Subtitle vs Documentation: Key Differences

| Aspect | Documentation | Subtitles | |--------|--------------|-----------| | XLSForm terms | English + translation first use | English only | | Length | Can be verbose | Must be concise | | Style | Formal written language | Natural spoken language | | Formatting | Full markdown, HTML | Plain text only | | Context | Self-contained sections | Sequential narrative | | Character limits | No limits | 35-42 chars ideal, 50 max | | Processing | Full document or diff | Chunked with context |

Error Examples for Subtitles

Example 1: Too Long

❌ WRONG (57 characters, too formal):

[5] "Vous devez maintenant naviguer vers la section des formulaires"

✅ CORRECT (28 characters, natural):

[5] "Allez à la section FORMULAIRES"

Example 2: Technical Terms

❌ WRONG (added translation, too long):

[12] "Dans list_name (nom de la liste)"

✅ CORRECT (English only, fits):

[12] "Dans la colonne list_name"

Example 3: Brand Term Error

❌ WRONG (missing article):

[8] "Ouvrez bibliothèque de questions"

✅ CORRECT (capital L article):

[8] "Ouvrez La bibliothèque de questions"

Example 4: Overly Literal

❌ WRONG (too literal, awkward):

[15] "Procederemos a hacer clic en el botón"
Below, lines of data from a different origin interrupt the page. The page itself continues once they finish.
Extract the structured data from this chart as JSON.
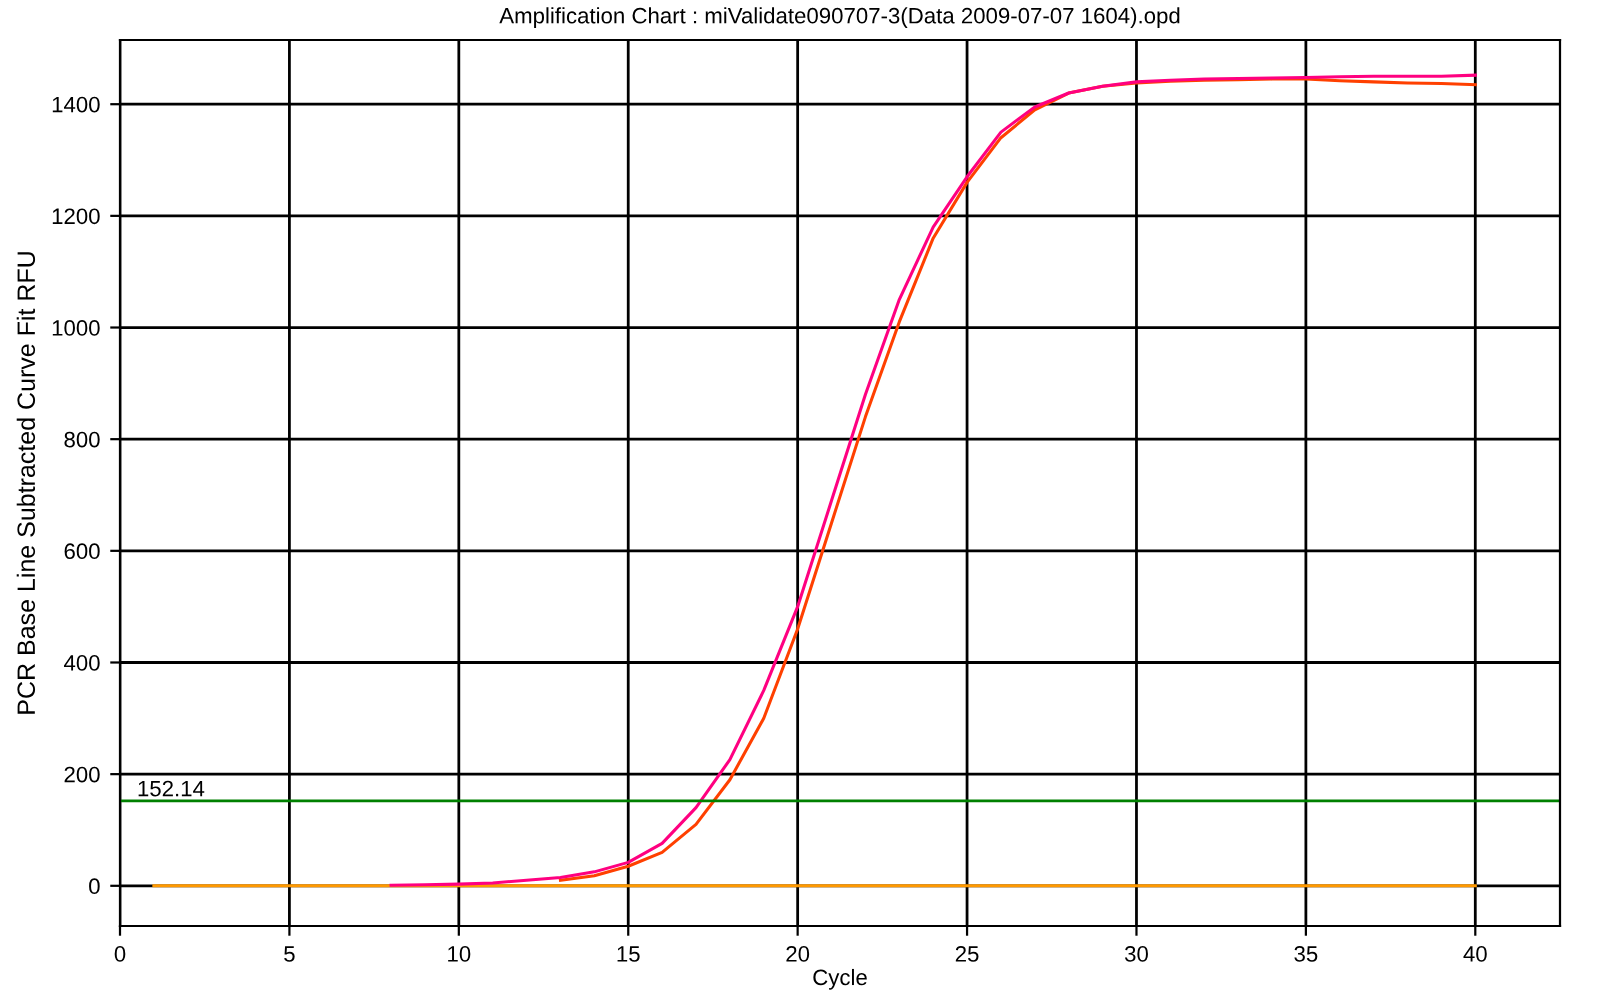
{
  "chart_data": {
    "type": "line",
    "title": "Amplification Chart : miValidate090707-3(Data 2009-07-07 1604).opd",
    "xlabel": "Cycle",
    "ylabel": "PCR Base Line Subtracted Curve Fit RFU",
    "x": [
      1,
      2,
      3,
      4,
      5,
      6,
      7,
      8,
      9,
      10,
      11,
      12,
      13,
      14,
      15,
      16,
      17,
      18,
      19,
      20,
      21,
      22,
      23,
      24,
      25,
      26,
      27,
      28,
      29,
      30,
      31,
      32,
      33,
      34,
      35,
      36,
      37,
      38,
      39,
      40
    ],
    "series": [
      {
        "color": "#ff9900",
        "values": [
          0,
          0,
          0,
          0,
          0,
          0,
          0,
          0,
          0,
          0,
          0,
          0,
          0,
          0,
          0,
          0,
          0,
          0,
          0,
          0,
          0,
          0,
          0,
          0,
          0,
          0,
          0,
          0,
          0,
          0,
          0,
          0,
          0,
          0,
          0,
          0,
          0,
          0,
          0,
          0
        ]
      },
      {
        "color": "#ff4000",
        "values": [
          null,
          null,
          null,
          null,
          null,
          null,
          null,
          null,
          null,
          null,
          null,
          null,
          10,
          18,
          35,
          60,
          110,
          190,
          300,
          460,
          650,
          840,
          1010,
          1160,
          1260,
          1340,
          1390,
          1420,
          1432,
          1438,
          1441,
          1443,
          1444,
          1445,
          1445,
          1442,
          1440,
          1438,
          1437,
          1435
        ]
      },
      {
        "color": "#ff0080",
        "values": [
          null,
          null,
          null,
          null,
          null,
          null,
          null,
          1,
          2,
          3,
          5,
          10,
          15,
          25,
          42,
          76,
          140,
          226,
          350,
          500,
          690,
          880,
          1050,
          1180,
          1270,
          1350,
          1395,
          1420,
          1432,
          1440,
          1443,
          1445,
          1446,
          1447,
          1448,
          1449,
          1450,
          1450,
          1450,
          1452
        ]
      }
    ],
    "xlim": [
      0,
      42.5
    ],
    "ylim": [
      -72,
      1515
    ],
    "xticks": [
      0,
      5,
      10,
      15,
      20,
      25,
      30,
      35,
      40
    ],
    "yticks": [
      0,
      200,
      400,
      600,
      800,
      1000,
      1200,
      1400
    ],
    "ref_lines": [
      {
        "axis": "y",
        "value": 152.14,
        "label": "152.14",
        "color": "#008000"
      }
    ],
    "grid": true,
    "marker": "none",
    "line_style": "solid",
    "legend": false
  }
}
✅ CORRECT (natural spoken language):

[15] "Haremos clic en el botón"

OR EVEN BETTER:

[15] "Haz clic en el botón"

Chunked Translation Best Practices

Managing Context Windows

When translating a chunk:

  1. Read previous context (last 3 subtitles)
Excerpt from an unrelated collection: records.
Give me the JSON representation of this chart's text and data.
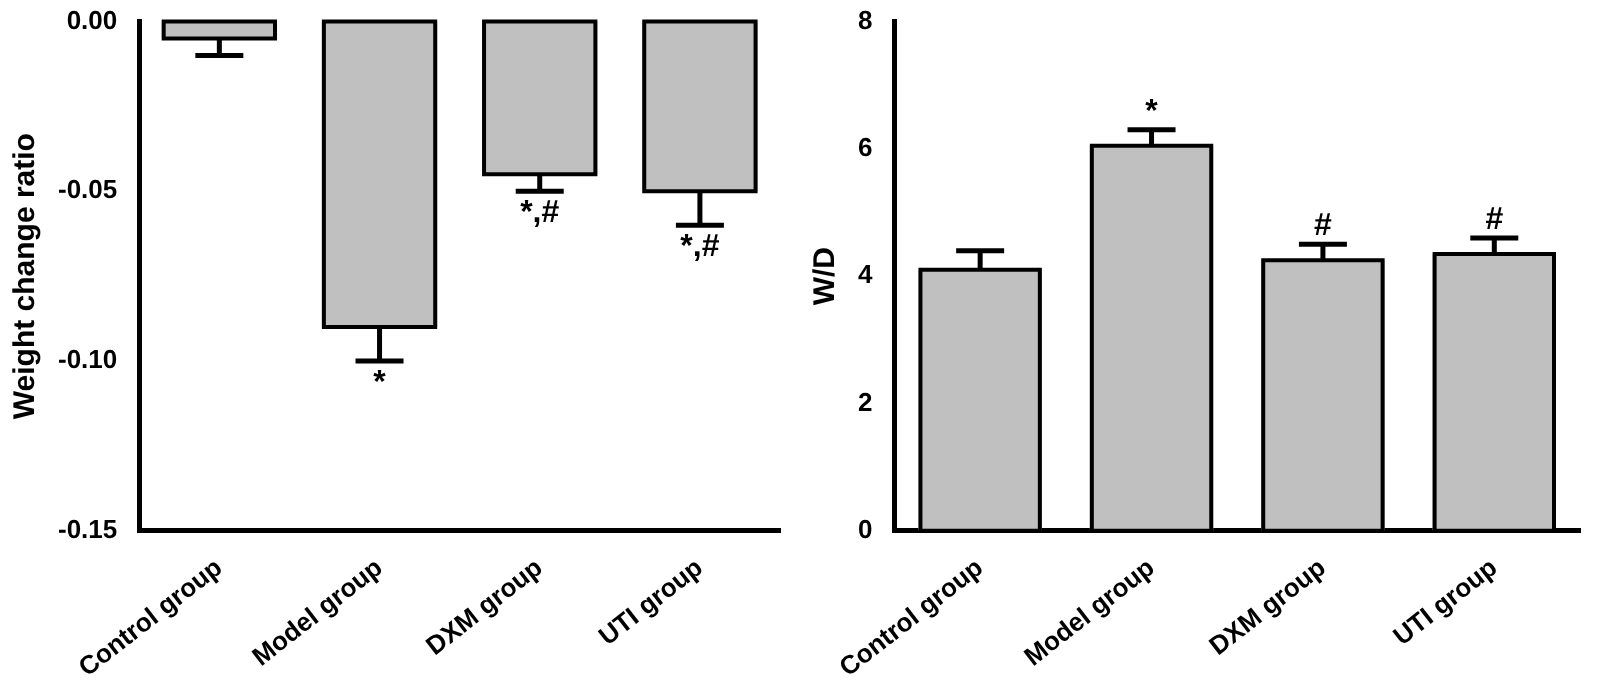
{
  "chart_data": [
    {
      "type": "bar",
      "ylabel": "Weight change ratio",
      "categories": [
        "Control group",
        "Model group",
        "DXM group",
        "UTI group"
      ],
      "values": [
        -0.005,
        -0.09,
        -0.045,
        -0.05
      ],
      "errors": [
        [
          -0.01,
          -0.005
        ],
        [
          -0.1,
          -0.09
        ],
        [
          -0.05,
          -0.045
        ],
        [
          -0.06,
          -0.05
        ]
      ],
      "color": "#c0c0c0",
      "ylim": [
        -0.15,
        0
      ],
      "yticks": [
        {
          "value": 0,
          "label": "0.00"
        },
        {
          "value": -0.05,
          "label": "-0.05"
        },
        {
          "value": -0.1,
          "label": "-0.10"
        },
        {
          "value": -0.15,
          "label": "-0.15"
        }
      ],
      "grid": false,
      "legend": false,
      "annotations": [
        {
          "text": "*",
          "x": "Model group",
          "y": -0.1
        },
        {
          "text": "*,#",
          "x": "DXM group",
          "y": -0.05
        },
        {
          "text": "*,#",
          "x": "UTI group",
          "y": -0.06
        }
      ]
    },
    {
      "type": "bar",
      "ylabel": "W/D",
      "categories": [
        "Control group",
        "Model group",
        "DXM group",
        "UTI group"
      ],
      "values": [
        4.1,
        6.05,
        4.25,
        4.35
      ],
      "errors": [
        [
          4.1,
          4.4
        ],
        [
          6.05,
          6.3
        ],
        [
          4.25,
          4.5
        ],
        [
          4.35,
          4.6
        ]
      ],
      "color": "#c0c0c0",
      "ylim": [
        0,
        8
      ],
      "yticks": [
        0,
        2,
        4,
        6,
        8
      ],
      "grid": false,
      "legend": false,
      "annotations": [
        {
          "text": "*",
          "x": "Model group",
          "y": 6.3
        },
        {
          "text": "#",
          "x": "DXM group",
          "y": 4.5
        },
        {
          "text": "#",
          "x": "UTI group",
          "y": 4.6
        }
      ]
    }
  ]
}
    • Note any terminology used
    • Understand narrative position
    • Check speaker's tone
  2. Translate current chunk (20-30 subtitles)

    • Maintain consistency with previous
    • Keep natural flow
    • Apply all base rules
  3. Check next context (first 3 subtitles)

    • Ensure your translation leads naturally into next section
    • Verify no awkward transitions

Handling Repeated Terms

If a term appears across chunks:

  • First mention in video → Follow first reference rules if applicable
  • Subsequent mentions → Use shortened form consistently
  • Track your translations → Don't vary terminology

Example across chunks:

Chunk 1:
[5] "This is the KoboToolbox Formbuilder"
[5] "C'est l'interface de création de formulaires KoboToolbox"

Chunk 3:
[45] "Back in the Formbuilder..."
[45] "De retour dans l'interface de création..."

Maintaining Voice

Keep the instructor's voice consistent:

  • If they're casual and friendly → Keep that tone
  • If they're more formal → Maintain formality
  • If they use analogies → Translate analogies naturally
  • If they emphasize certain words → Maintain emphasis

Notes

Reference documents: All base translation reference documents apply:

  • brand-terminology.md
  • ui-terminology.md
  • form-building-terms.md
  • question-types.md
  • data-collection-terms.md

Additional considerations:

  • Subtitle translation may need to prioritize on-screen readability over perfect literal translation
  • When in doubt, test by reading subtitle aloud at normal speed
  • Character limits are HARD limits for readability

Working document: This skill is an extension of the base kobo-translation skill. All base rules apply unless explicitly overridden here for subtitle-specific needs.